Lafayette simply gazed at her. His piercing hazel eyes made her feel as though he was peeling her mind inside out and mangling it into wayward thoughts. Somehow, someway, it wasn’t unpleasant, though.

It was scary, yes, but it was oddly satisfying.

So when he opened his mouth again, she was caught off guard, lost in her own glittering world. But his words lifted right off his lips like iridescent dragonflies fluttering across a stream from one delicate leaf to another, and they carved thrilling runes in her skin and across her entire body.

“I’m going to kiss you right now.”

And he leaned forward and did.

A fiery explosion, akin to one of the Arsonist’s, went off at an alarming rate in Adrienne’s stomach as Laf’s elegant fingers twined in her hair, the feeling of his mouth on hers sending electric jolts through her entire body. She gripped at his arm to support herself as thousands of energy-charged fireflies flittered agitatedly around her midriff. Her mind seemed to have shut off, the only sign of its existence being the vague pulse of _yes, yes, yes,_ repeating itself over and over in her head.  

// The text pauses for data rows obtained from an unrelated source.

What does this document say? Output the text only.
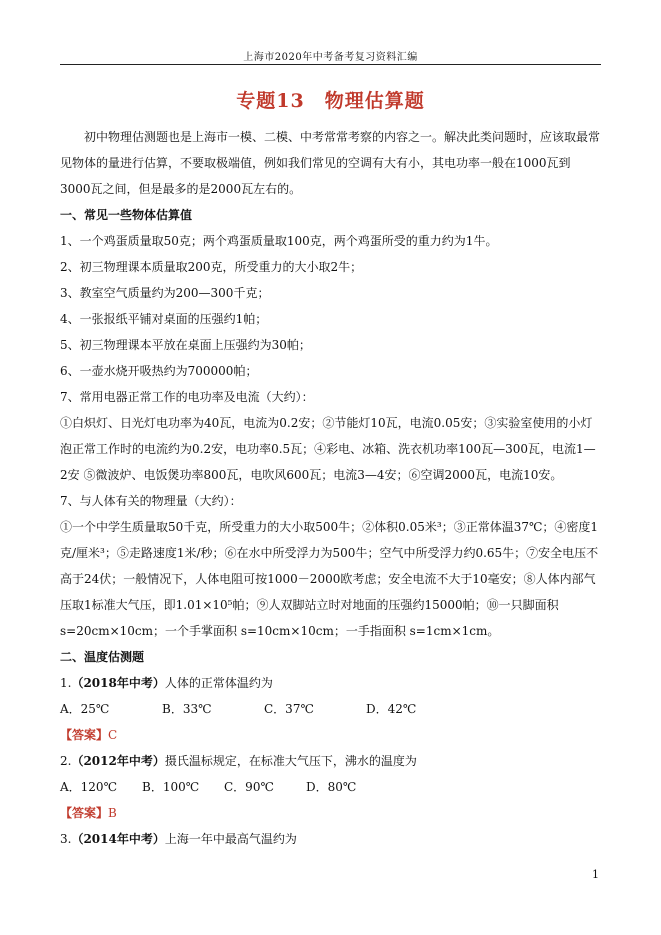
上海市2020年中考备考复习资料汇编
专题13　物理估算题

初中物理估测题也是上海市一模、二模、中考常常考察的内容之一。解决此类问题时，应该取最常见物体的量进行估算，不要取极端值，例如我们常见的空调有大有小，其电功率一般在1000瓦到3000瓦之间，但是最多的是2000瓦左右的。

一、常见一些物体估算值

1、一个鸡蛋质量取50克；两个鸡蛋质量取100克，两个鸡蛋所受的重力约为1牛。

2、初三物理课本质量取200克，所受重力的大小取2牛；

3、教室空气质量约为200—300千克；

4、一张报纸平铺对桌面的压强约1帕；

5、初三物理课本平放在桌面上压强约为30帕；

6、一壶水烧开吸热约为700000帕；

7、常用电器正常工作的电功率及电流（大约）：

①白炽灯、日光灯电功率为40瓦，电流为0.2安；②节能灯10瓦，电流0.05安；③实验室使用的小灯泡正常工作时的电流约为0.2安，电功率0.5瓦；④彩电、冰箱、洗衣机功率100瓦—300瓦，电流1—2安 ⑤微波炉、电饭煲功率800瓦，电吹风600瓦；电流3—4安；⑥空调2000瓦，电流10安。

7、与人体有关的物理量（大约）：

①一个中学生质量取50千克，所受重力的大小取500牛；②体积0.05米³；③正常体温37℃；④密度1克/厘米³；⑤走路速度1米/秒；⑥在水中所受浮力为500牛；空气中所受浮力约0.65牛；⑦安全电压不高于24伏；一般情况下，人体电阻可按1000－2000欧考虑；安全电流不大于10毫安；⑧人体内部气压取1标准大气压，即1.01×10⁵帕；⑨人双脚站立时对地面的压强约15000帕；⑩一只脚面积 s=20cm×10cm；一个手掌面积 s=10cm×10cm；一手指面积 s=1cm×1cm。

二、温度估测题

1.（2018年中考）人体的正常体温约为

A．25℃	B．33℃	C．37℃	D．42℃

【答案】C

2.（2012年中考）摄氏温标规定，在标准大气压下，沸水的温度为

A．120℃	B．100℃	C．90℃	D．80℃

【答案】B

3.（2014年中考）上海一年中最高气温约为

1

Adrienne suddenly felt herself slipping sideways on the smooth marble, and she broke away from Lafayette, fingers scrabbling at the side of the stone bench. She tumbled over, a small shriek escaping her mouth, and the next thing she knew, both she and Laf had plunged into the frigid water behind them. The glossy tiles underneath Adrienne scraped at her legs, and she gripped at the side of the fountain, cold from the liquid seeping through her thin sundress, hair swirling, eyes stinging from contact with the chlorinated water.

She surfaced with a gasp, feeling Lafayette’s hand press into hers and yanking her up. Awkwardly, she clambered over the side and stood shakily on the ground, water dripping down her body and puddling around her feet. Lafayette coughed next to her, equally drenched. 

She glanced at Laf. Laf glanced at her. Simultaneously, they burst into laughter, the waterlogged sound sharp and low in Adrienne’s throat. 

“What just happened?” she managed to choke out. 

“I have no idea,” answered Laf, coughing up water. 

The little tones of his voice, wavering up and down and maybe just the slightest bit nervous, repeated themselves in Adrienne’s head, blooming in full color and thoroughly outshining all her other thoughts.   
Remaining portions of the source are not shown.